In the early 90’s, when I was a still in college, I remember reading a interview by Louis Gerstner, then chief of IBM. When asked about how he saw the opportunity landscape for IBM, he spoke of the extent of content and data in the world that was still in analog form, and how each of these instances represented a huge opportunity for a computing company.

What was interesting was that everything that was analog was being seen as a potencial opportunity. Its not often that you can take one single transformative principle, apply it across the landscape of human activity and then go on to effectively reinvent how its all done. An entrepreneur just has to draw up a huge matrix and start ticking off the boxes which represent the most value!

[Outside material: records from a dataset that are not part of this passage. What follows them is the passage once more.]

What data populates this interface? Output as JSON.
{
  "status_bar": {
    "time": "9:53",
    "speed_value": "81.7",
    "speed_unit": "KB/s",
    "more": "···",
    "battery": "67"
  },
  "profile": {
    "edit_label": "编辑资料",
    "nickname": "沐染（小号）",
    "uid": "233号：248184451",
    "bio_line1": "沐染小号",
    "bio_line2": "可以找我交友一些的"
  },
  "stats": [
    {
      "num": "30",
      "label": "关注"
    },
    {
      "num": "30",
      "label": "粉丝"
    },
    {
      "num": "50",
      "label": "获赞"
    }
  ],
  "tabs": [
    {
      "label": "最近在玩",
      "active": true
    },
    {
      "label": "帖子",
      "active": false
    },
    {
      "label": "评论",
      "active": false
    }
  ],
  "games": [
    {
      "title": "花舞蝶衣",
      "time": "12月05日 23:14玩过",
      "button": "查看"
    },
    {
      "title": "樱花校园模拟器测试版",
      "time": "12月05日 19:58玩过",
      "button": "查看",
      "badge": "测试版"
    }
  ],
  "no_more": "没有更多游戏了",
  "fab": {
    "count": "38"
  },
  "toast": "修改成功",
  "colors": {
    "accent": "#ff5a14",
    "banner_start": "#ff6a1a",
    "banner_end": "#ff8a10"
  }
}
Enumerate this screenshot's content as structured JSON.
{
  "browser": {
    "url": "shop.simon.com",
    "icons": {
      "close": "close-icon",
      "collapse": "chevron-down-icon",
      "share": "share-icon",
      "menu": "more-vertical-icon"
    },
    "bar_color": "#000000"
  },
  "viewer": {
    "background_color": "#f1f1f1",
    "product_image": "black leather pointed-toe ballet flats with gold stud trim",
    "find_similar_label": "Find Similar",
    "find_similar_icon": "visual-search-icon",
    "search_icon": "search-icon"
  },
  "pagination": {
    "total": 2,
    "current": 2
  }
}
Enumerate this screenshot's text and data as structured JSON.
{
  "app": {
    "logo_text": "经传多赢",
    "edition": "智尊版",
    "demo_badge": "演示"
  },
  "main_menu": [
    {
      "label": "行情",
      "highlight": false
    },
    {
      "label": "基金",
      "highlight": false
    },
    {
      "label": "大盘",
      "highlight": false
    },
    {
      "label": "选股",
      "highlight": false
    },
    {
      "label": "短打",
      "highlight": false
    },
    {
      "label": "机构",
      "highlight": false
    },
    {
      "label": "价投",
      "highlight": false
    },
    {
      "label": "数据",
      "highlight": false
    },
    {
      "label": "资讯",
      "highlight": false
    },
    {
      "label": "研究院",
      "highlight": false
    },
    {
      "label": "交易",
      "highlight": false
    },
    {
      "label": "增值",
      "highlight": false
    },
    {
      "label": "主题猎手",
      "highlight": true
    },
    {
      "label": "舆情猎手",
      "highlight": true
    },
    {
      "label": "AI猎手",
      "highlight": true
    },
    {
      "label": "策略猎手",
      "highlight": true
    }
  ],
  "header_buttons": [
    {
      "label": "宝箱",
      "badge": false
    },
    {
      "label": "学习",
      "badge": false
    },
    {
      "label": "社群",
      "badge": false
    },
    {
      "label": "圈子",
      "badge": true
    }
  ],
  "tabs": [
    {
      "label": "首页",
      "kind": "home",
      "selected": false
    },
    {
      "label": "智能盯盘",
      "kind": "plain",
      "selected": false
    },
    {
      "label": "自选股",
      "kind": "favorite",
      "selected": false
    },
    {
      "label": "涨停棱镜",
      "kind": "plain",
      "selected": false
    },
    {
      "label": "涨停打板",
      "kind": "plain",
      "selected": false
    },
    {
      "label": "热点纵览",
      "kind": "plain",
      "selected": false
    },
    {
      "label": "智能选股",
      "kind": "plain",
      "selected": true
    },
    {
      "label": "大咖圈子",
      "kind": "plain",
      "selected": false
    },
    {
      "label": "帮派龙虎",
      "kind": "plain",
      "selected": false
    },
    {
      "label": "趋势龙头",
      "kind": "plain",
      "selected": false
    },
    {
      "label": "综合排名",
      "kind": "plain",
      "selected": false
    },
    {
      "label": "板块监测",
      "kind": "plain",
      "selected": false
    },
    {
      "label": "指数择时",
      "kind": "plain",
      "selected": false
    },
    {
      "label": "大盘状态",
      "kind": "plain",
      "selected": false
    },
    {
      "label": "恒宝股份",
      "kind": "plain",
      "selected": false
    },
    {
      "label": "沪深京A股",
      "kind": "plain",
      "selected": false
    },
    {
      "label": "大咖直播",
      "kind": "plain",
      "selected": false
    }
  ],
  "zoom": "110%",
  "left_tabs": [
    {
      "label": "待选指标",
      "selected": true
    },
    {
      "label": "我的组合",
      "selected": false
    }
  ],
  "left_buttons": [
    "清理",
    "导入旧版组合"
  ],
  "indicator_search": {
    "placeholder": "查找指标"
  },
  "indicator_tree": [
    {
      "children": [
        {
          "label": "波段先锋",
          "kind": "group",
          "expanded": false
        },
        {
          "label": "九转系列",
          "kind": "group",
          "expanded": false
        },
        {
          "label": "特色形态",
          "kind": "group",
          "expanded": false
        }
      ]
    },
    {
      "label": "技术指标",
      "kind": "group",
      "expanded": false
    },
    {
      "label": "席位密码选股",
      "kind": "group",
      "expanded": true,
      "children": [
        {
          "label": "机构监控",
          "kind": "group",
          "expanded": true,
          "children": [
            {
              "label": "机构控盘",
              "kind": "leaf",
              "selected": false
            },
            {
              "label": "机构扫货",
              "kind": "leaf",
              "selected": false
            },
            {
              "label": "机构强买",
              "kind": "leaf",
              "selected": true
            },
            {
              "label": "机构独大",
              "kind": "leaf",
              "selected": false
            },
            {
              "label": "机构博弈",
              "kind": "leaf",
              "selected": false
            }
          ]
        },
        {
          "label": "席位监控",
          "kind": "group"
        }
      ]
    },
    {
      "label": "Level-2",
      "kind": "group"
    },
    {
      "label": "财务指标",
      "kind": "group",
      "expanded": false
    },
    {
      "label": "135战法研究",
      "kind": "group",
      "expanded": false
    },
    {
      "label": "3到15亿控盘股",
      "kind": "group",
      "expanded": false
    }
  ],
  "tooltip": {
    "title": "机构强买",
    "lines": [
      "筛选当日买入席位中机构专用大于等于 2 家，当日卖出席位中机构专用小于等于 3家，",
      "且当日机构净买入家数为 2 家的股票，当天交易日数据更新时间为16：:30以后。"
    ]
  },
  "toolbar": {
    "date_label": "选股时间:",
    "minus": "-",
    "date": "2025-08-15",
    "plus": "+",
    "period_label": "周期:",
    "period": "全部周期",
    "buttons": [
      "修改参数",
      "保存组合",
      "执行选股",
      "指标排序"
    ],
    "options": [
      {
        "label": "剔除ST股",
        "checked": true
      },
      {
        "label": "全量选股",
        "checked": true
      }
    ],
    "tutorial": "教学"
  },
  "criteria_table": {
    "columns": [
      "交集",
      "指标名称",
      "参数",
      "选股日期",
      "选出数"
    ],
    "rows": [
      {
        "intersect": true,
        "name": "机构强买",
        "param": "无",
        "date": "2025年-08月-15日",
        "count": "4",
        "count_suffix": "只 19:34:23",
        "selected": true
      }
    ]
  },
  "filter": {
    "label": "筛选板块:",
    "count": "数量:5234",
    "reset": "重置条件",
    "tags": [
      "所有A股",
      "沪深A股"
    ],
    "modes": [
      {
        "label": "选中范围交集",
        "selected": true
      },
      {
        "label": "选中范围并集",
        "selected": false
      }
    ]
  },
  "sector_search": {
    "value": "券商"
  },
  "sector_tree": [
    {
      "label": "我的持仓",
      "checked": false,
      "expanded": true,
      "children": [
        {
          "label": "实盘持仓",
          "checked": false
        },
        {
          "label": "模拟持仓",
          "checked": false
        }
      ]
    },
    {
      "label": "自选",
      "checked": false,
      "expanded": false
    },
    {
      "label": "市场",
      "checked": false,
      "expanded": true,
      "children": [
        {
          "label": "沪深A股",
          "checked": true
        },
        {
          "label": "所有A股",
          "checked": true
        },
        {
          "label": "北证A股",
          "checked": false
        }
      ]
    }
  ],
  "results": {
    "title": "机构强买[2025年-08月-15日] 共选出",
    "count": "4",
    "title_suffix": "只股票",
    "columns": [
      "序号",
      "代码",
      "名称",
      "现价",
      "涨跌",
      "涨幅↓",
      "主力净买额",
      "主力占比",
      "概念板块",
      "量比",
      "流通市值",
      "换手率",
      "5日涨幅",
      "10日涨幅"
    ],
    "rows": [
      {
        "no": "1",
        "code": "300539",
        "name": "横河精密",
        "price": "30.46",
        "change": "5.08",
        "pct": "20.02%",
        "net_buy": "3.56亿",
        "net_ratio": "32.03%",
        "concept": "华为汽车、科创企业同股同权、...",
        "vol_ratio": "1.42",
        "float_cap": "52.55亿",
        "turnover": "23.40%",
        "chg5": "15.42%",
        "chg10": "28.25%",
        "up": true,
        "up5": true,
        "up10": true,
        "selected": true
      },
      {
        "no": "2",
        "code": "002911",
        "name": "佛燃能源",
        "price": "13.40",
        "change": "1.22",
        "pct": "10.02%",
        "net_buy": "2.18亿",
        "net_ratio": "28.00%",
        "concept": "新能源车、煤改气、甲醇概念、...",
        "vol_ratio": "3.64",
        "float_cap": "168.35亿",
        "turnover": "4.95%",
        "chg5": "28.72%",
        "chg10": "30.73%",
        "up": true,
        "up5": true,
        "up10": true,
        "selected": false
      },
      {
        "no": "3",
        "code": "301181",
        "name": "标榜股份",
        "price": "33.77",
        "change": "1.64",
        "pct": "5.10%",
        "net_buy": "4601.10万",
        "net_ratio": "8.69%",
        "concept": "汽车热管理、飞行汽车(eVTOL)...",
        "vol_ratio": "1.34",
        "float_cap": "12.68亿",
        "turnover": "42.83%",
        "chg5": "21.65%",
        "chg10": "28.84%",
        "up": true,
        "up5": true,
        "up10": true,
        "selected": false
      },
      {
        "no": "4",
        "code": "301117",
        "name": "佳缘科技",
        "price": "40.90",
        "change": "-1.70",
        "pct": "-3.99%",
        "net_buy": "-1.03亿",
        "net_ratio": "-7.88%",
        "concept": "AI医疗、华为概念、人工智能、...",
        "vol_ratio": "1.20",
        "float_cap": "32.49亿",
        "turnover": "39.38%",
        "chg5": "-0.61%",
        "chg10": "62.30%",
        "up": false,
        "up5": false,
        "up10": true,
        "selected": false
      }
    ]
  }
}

If you look back, one can see three such universal transformative principles that are having a big impact on the world that we live in.

1. Analog to Digital data : The one that Gertsner spoke about. Note that it is not just about transfering data from ledgers into financial accounting apps but includes everything - communications, media distribution, paper money, legal documents … the whole lot.
2. Offline to Online data : This is the one that has occupied us over the last decade – all content available for anyone/anytime/anywhere on any device. Every single domain that made the leap from analog to digital was ready to now make this leap.

3. Disjoint to Linked data : This is the one that we are just getting started on – turning all content in the world into one unified database. Personal, enterprise and web data is simply differentiated by a set privacy attributes!

As you might have guessed from the name of my company, our focus is on the third transformation – going from disjoint pools of data to a linked ocean of data.

Hello World (again!)

July 4th, 2008

After a very long blogging hiatus, I thought it was time to make a fresh start. Henceforth, this blog will focus primarily on the work of my company, OneBigWeb. You could check out the new website!

Check back for more over the next few days!

ps: I have removed most of the past posts from this blog. I have however maintained a small selection - you can access them through the sidebar.